NYE: I left out Latin America tonight just simply because we were on compressed time, but there is a discussion of Brazil in my book. What I really left out though, in a more serious way, was Africa and what’s interesting about Africa is what you said—demographically it's going through a huge surge, but one of the things that people have to realize about demography is adding people doesn't help unless you add them as human resources. In other words, if you add people and don't educate them, you basically are creating a liability, not an asset.
And this is going to be a problem for India as well as for Africa. The key thing is what will you do to bring those people into being literate, able producers. And if you look at India, for example—just to use that analogy—two thirds, more than two thirds of the population—you have two thirds literacy and for women it's lower than that, who are totally wasted human resources from the point of economic productivity. And it's not only a human rights issue, it's an economic production issue.
What worries me about Africa is that you're going to get a lot more people, but if you don't do something about the governmental structures so that you're producing the education that they need, and the stability that they need, then it's not an asset, it's a liability.

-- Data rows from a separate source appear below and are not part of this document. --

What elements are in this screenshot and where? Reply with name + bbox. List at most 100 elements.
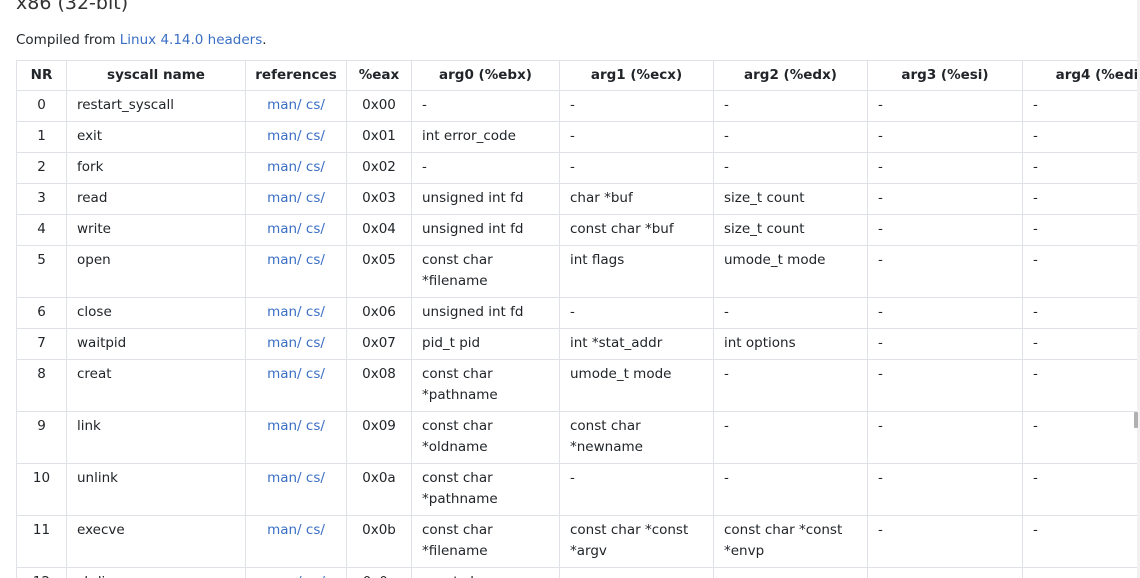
man-link[interactable]: man/ [267,522,302,538]
cell-arg1-line: int flags [570,252,625,268]
man-link[interactable]: man/ [267,418,302,434]
col-header-arg2: arg2 (%edx) [713,60,868,91]
cell-nr: 11 [16,515,67,568]
cs-link[interactable]: cs/ [306,335,325,351]
arg4-value: - [1033,574,1038,578]
cell-arg1: int *stat_addr [559,328,714,360]
cell-nr: 12 [16,567,67,578]
cell-eax: 0x08 [346,359,412,412]
cell-arg1-line: const char *const [570,522,689,538]
cell-syscall-name: link [66,411,246,464]
cell-arg1-line: - [570,574,575,578]
cs-link[interactable]: cs/ [306,190,325,206]
cell-arg0: const char *pathname [411,463,560,516]
cell-arg4: - [1022,328,1140,360]
cell-arg1: umode_t mode [559,359,714,412]
eax-value: 0x02 [362,159,396,175]
linux-headers-link[interactable]: Linux 4.14.0 headers [120,32,263,48]
arg3-value: - [878,418,883,434]
nr-value: 1 [37,128,46,144]
man-link[interactable]: man/ [267,366,302,382]
cell-arg2-line: size_t count [724,190,805,206]
cs-link[interactable]: cs/ [306,97,325,113]
cell-arg1: const char *newname [559,411,714,464]
man-link[interactable]: man/ [267,574,302,578]
arg3-value: - [878,366,883,382]
man-link[interactable]: man/ [267,252,302,268]
arg3-value: - [878,97,883,113]
cell-arg1-line: int *stat_addr [570,335,663,351]
man-link[interactable]: man/ [267,221,302,237]
cell-arg0: const char *filename [411,245,560,298]
table-row: 4 write man/ cs/0x04 unsigned int fd const c… [16,214,1140,246]
eax-value: 0x08 [362,366,396,382]
cell-arg4: - [1022,297,1140,329]
cell-syscall-name: restart_syscall [66,90,246,122]
man-link[interactable]: man/ [267,159,302,175]
arg4-value: - [1033,221,1038,237]
cell-syscall-name: open [66,245,246,298]
cell-syscall-name: exit [66,121,246,153]
arg4-value: - [1033,522,1038,538]
cell-arg0-line: pid_t pid [422,335,481,351]
cs-link[interactable]: cs/ [306,574,325,578]
eax-value: 0x0b [362,522,396,538]
cs-link[interactable]: cs/ [306,221,325,237]
cell-references: man/ cs/ [245,245,347,298]
cell-nr: 8 [16,359,67,412]
cell-syscall-name: waitpid [66,328,246,360]
cell-references: man/ cs/ [245,183,347,215]
cs-link[interactable]: cs/ [306,159,325,175]
cs-link[interactable]: cs/ [306,470,325,486]
cell-nr: 0 [16,90,67,122]
nr-value: 12 [33,574,50,578]
cell-arg1-line: const char [570,418,641,434]
cell-arg4: - [1022,359,1140,412]
compiled-prefix: Compiled from [16,32,120,48]
scrollbar-thumb[interactable] [1134,412,1138,428]
eax-value: 0x01 [362,128,396,144]
cs-link[interactable]: cs/ [306,252,325,268]
cell-eax: 0x07 [346,328,412,360]
table-row: 7 waitpid man/ cs/0x07 pid_t pid int *stat_a… [16,328,1140,360]
cell-arg4: - [1022,463,1140,516]
cell-arg2: umode_t mode [713,245,868,298]
man-link[interactable]: man/ [267,470,302,486]
cell-arg0-line: - [422,97,427,113]
cell-arg0: const char [411,567,560,578]
cs-link[interactable]: cs/ [306,128,325,144]
cell-arg1: int flags [559,245,714,298]
cell-arg2: - [713,152,868,184]
syscall-name: read [77,190,108,206]
cell-arg3: - [867,90,1023,122]
man-link[interactable]: man/ [267,128,302,144]
cs-link[interactable]: cs/ [306,418,325,434]
cell-references: man/ cs/ [245,121,347,153]
cell-arg1-line: - [570,470,575,486]
cell-arg0-line: int error_code [422,128,516,144]
cell-arg2: - [713,90,868,122]
col-header-arg4: arg4 (%edi) [1022,60,1140,91]
arg3-value: - [878,304,883,320]
cs-link[interactable]: cs/ [306,304,325,320]
cell-arg2-line: - [724,304,729,320]
eax-value: 0x0c [363,574,396,578]
cell-arg1-line: *newname [570,439,643,455]
cell-eax: 0x0c [346,567,412,578]
cell-arg1-line: - [570,128,575,144]
syscall-name: unlink [77,470,118,486]
arg4-value: - [1033,470,1038,486]
cell-arg2-line: - [724,418,729,434]
cell-eax: 0x02 [346,152,412,184]
cell-arg2: const char *const *envp [713,515,868,568]
arg3-value: - [878,221,883,237]
cell-arg0-line: - [422,159,427,175]
man-link[interactable]: man/ [267,335,302,351]
cs-link[interactable]: cs/ [306,522,325,538]
cell-arg4: - [1022,567,1140,578]
man-link[interactable]: man/ [267,97,302,113]
cell-arg2-line: size_t count [724,221,805,237]
cs-link[interactable]: cs/ [306,366,325,382]
man-link[interactable]: man/ [267,304,302,320]
man-link[interactable]: man/ [267,190,302,206]
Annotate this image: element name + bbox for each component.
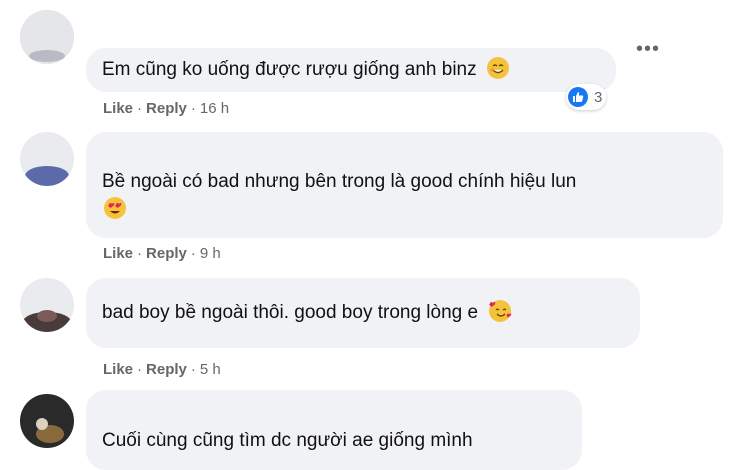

So I think you're right that we can't ignore them, but I think that just looking at the demographics issues is not a good way to predict how—whether they'll be an asset or a liability.
ZEIHAN: Africa also has a geographic problem. It's built on a series of five plateaus so you can't even run a rail line on the interior, much less have a transport grid within the continent. So I'm afraid that unless somebody comes in there with hundreds of billions of dollars year after year after year to forcibly develop the infrastructure like the Brits did during the imperial system, Africa is not a big piece of the puzzle. Latin America is different, Panama and north, that's part of the North American system. That's already linked in through NAFTA and CAFTA, that area's doing very well, it's probably going to be one of the fastest growing parts of the world for the next fifty years. That's in one basket.
South, Brazil has Africa's problem. The cliffs go right up to the ocean and there's not a rail network because of it. So you have a country that has one of the highest production costs and the highest transport costs but is completely dependent upon access to the wider world and artificially higher commodity prices. That is not a sustainable model.
If there is a country in South America that I think people have overlooked it's Argentina. Argen-freaking-tina.
It has everything that it needs except a sane government.
And that could change in a day. If you have a different government in Argentina it two years it would be the world's—or in the top ten lists for exports for half a dozen major commodities. This is a country that is born to succeed, it's just chosen not to for the last ninety-four years.
BREMMER: Okay. If we had more time I would disagree with you on Argentina, but we don't. First of all please buy these gentlemen's books, it's clear that they're worthwhile and join me in thanking them for being here.